Periodista: Wendy Arias
Caminar hasta cuatro kilómetros en busca de un cartón que lo abrigara contra el fríoo de la noche o recoger basura de algún comercio a cambio de 500 colones para una botella de alcohol puro, era algo normal para Jorge García.
Las calles eran su hogar, el crack su pan diario y la soledad su inseparable compañera; Sin embargo, la vida de este vecino de Alajuelita no siempre fue así. A sus 30 años aún trabajaba en una imprenta, tenía pareja y una hija de año medio, un hogar y comida. Él es el claro ejemplo, de que no hay edad para sumergirse en el mundo de las drogas y refugiarse en la intemperie.
“La adicción es una enfermedad que se desarrolla en cualquier momento, nadie está exento. Un día salí con unos amigos por un par de cervezas, me dieron una dosis, la probé, pero nunca pensé que cada vez iba necesitar más y más. Como es lógico, empezaron los problemas con mi expareja y entonces decidí irme, sentía que era lo mejor para ella y para mi hija. Yo ya no me podía controlar. No pensé claro, la adicción me consumió. Perdí a mi familia, a mi trabajo y me perdí a mí mismo”. Y agrega: “Me dediqué a vender golosinas en los autobuses de San José, pagaba un cuarto y la droga. Así pasaron seis años. Luego lo del alquiler alcanzaba para otra cantidad, por lo que empecé a vivir en un rancho que hice en un charral y cuando me dí cuenta ya no tenía ni eso. inicié a dormir donde fuera”.
Con la voz entrecortada al echar un vistazo al pasado, Jorge relata lo que se vive cuando se tiene a la calle como hogar.

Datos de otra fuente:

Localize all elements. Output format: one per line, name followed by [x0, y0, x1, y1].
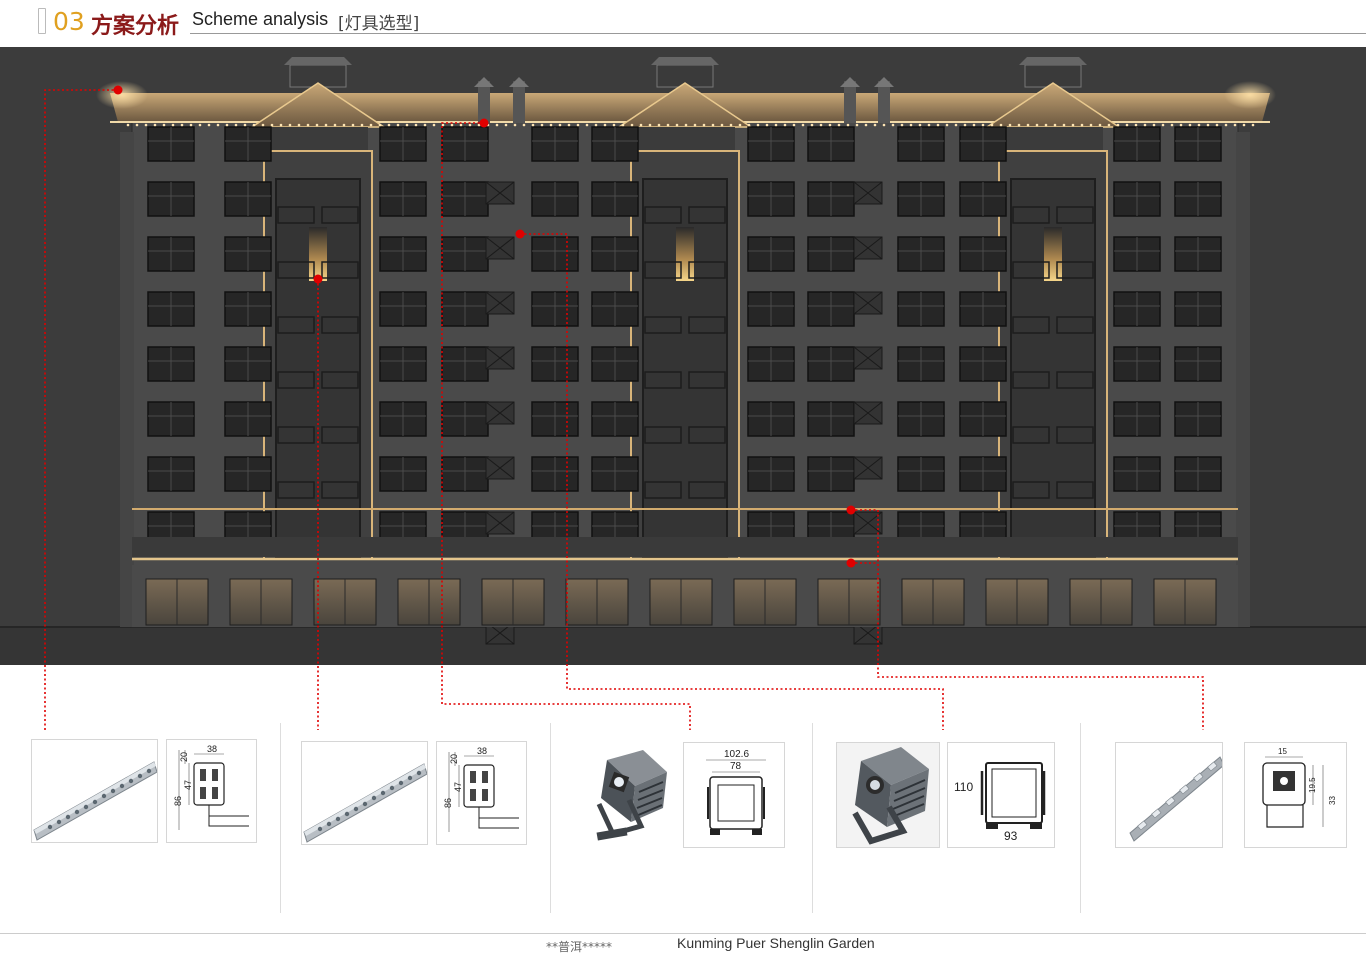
floodlight-drawing-large: 110 93: [947, 742, 1055, 848]
fixture-location-marker: [515, 229, 525, 239]
section-title-en: Scheme analysis: [192, 9, 329, 29]
fixture-location-marker: [113, 85, 123, 95]
linear-bar-icon: [1129, 756, 1222, 842]
fixture-location-marker: [846, 505, 856, 515]
linear-bar-icon: [33, 761, 157, 841]
dim-height-3: 86: [173, 796, 183, 806]
dim-width-inner: 78: [730, 761, 742, 772]
dim-height-2: 33: [1328, 796, 1337, 805]
leader-line-cornice: [44, 89, 118, 730]
dim-width: 38: [207, 744, 217, 754]
group-separator: [280, 723, 281, 913]
footer-project-en: Kunming Puer Shenglin Garden: [677, 935, 875, 951]
group-separator: [550, 723, 551, 913]
dim-width: 93: [1004, 829, 1018, 843]
linear-light-photo-b: [301, 741, 428, 845]
dim-width: 38: [477, 746, 487, 756]
section-drawing: 38 20 47 86: [173, 744, 249, 830]
linear-bar-icon: [303, 763, 427, 843]
leader-line-upper: [441, 122, 691, 730]
group-separator: [812, 723, 813, 913]
page-header: 03 方案分析 Scheme analysis [灯具选型]: [0, 0, 1366, 46]
section-drawing: 102.6 78: [706, 749, 766, 835]
section-drawing: 38 20 47 86: [443, 746, 519, 832]
section-drawing: 15 19.5 33: [1262, 747, 1337, 828]
section-drawing: 110 93: [954, 762, 1046, 843]
header-rule: [190, 33, 1366, 34]
dim-height-2: 47: [453, 782, 463, 792]
dim-height-1: 20: [449, 754, 459, 764]
slim-linear-drawing: 15 19.5 33: [1244, 742, 1347, 848]
page-footer: **普洱***** Kunming Puer Shenglin Garden: [0, 930, 1366, 966]
slim-linear-photo: [1115, 742, 1223, 848]
dim-width-outer: 102.6: [724, 749, 749, 760]
dim-height: 110: [954, 780, 973, 794]
linear-light-drawing-b: 38 20 47 86: [436, 741, 527, 845]
dim-height-3: 86: [443, 798, 453, 808]
linear-light-photo-a: [31, 739, 158, 843]
section-number: 03: [53, 7, 85, 36]
dim-height-2: 47: [183, 780, 193, 790]
dim-height-1: 19.5: [1308, 777, 1317, 793]
leader-line-mid: [520, 233, 944, 730]
facade-elevation-render: [0, 47, 1366, 730]
leader-lines: [44, 85, 1204, 730]
dim-width: 15: [1278, 747, 1287, 756]
floodlight-icon: [596, 750, 667, 841]
header-bracket-mark: [38, 8, 46, 34]
section-title-cn: 方案分析: [91, 14, 180, 39]
floodlight-icon: [837, 743, 939, 847]
floodlight-drawing-small: 102.6 78: [683, 742, 785, 848]
group-separator: [1080, 723, 1081, 913]
floodlight-photo-large: [836, 742, 940, 848]
fixture-location-marker: [846, 558, 856, 568]
footer-project-cn: **普洱*****: [546, 940, 613, 954]
fixture-location-marker: [313, 274, 323, 284]
footer-rule: [0, 933, 1366, 934]
fixture-location-marker: [479, 118, 489, 128]
section-subtitle: [灯具选型]: [338, 14, 420, 34]
dim-height-1: 20: [179, 752, 189, 762]
leader-line-podium: [851, 509, 1204, 730]
floodlight-photo-small: [579, 742, 675, 848]
linear-light-drawing-a: 38 20 47 86: [166, 739, 257, 843]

“Uno no se siente ser humano. El frío, la soledad de la noche, la lluvia y el rechazo de la sociedad son los tragos más amargos de vivir en la calle. Algunos piensan que quienes viven ahí no tienen sentimientos, no lloran o no se sienten tristes en una navidad. Juzgan muy fuerte y menosprecian. Yo sé lo que es que me tiraran un balde con agua fría a las tres de la mañana o discutir por un cartón para dormir. Los días son largos y el invierno es peor, uno se quiere morir porque se siente culpable y lo que hace es consumir más. Somos personas con una enfermedad difícil de controlar que muchas veces solo necesitamos un voto de confianza”.
Pasaron doce años sin tener un rumbo claro, consumiendo para vivir y viviendo para consumir, durmiendo aquí o allá, con el frio y la inseguridad como fieles compañeros. Asegura que estaba convencido de que no había un cambio de página.
Cada viernes el proyecto llamado “Calle Génesis” lleva un plato de comida a diferentes personas sin hogar. Cuando el alcohol o la droga no ganaban la partida, Jorge se hacia presente para comer. Uno de esos días, una mano amiga le reconoció, y le mostró una imagen que caló en su corazón y le abrió la puerta a recomenzar.
“Era la fotografía mi hija graduándose con medalla de honor, mi corazón se hizo un puño, yo no me fui por falta de amor, me fui porque la adicción me consumió. No hubo día que estuviera en la calle en que no pensará en ella, pero es que da vergüenza llamar. Cuando yo vi esa foto, supe que Dios estaba ahí me llene de coraje para recuperarme. Luego tomé más impulso cuando estando internado, me visitaron mis dos hermanos mayores y a los ocho días recibí el abrazo de mi mamá. Ya tengo cuatro años sin consumir, sin vivir en las calles, durmiendo en una cama, sintiendo el calor de una cobija y un hogar. Cuatro años creciendo”.
La vida empezó a sonreír. Ahora este hombre de 47 años, tiene una pareja que asegura es soporte, trabaja como guarda de seguridad en el Centro Cristiano de Alabanza, alquila un apartamento que amuebló poco a poco y compró su propio carro. Jorge no se conformó con retomar las riendas de su vida, constantemente visita a quienes aún viven en la calle, les lleva un plato de comida y les invita dejar el frio y la soledad que les refugia.
“Cada persona es una pepita de oro, es cuestión de pulirla. Yo aprendí que no hay imposibles. Dios me dijo, aquí estoy por medio de personas que me ayudaron, ahora yo puedo ayudar a otros. Me siento feliz con lo que hago y lo que he logrado. Pero tengo una tarea pendiente: volver a ver mi hija que ya casi cumple 18 años, es un proceso lento, pero estoy ansioso, esperando el momento para decirle: Perdón, mi enfermedad de adicción está controlada, aquí estoy”. Concluye con voz entrecortada y el corazón cargado de optimismo.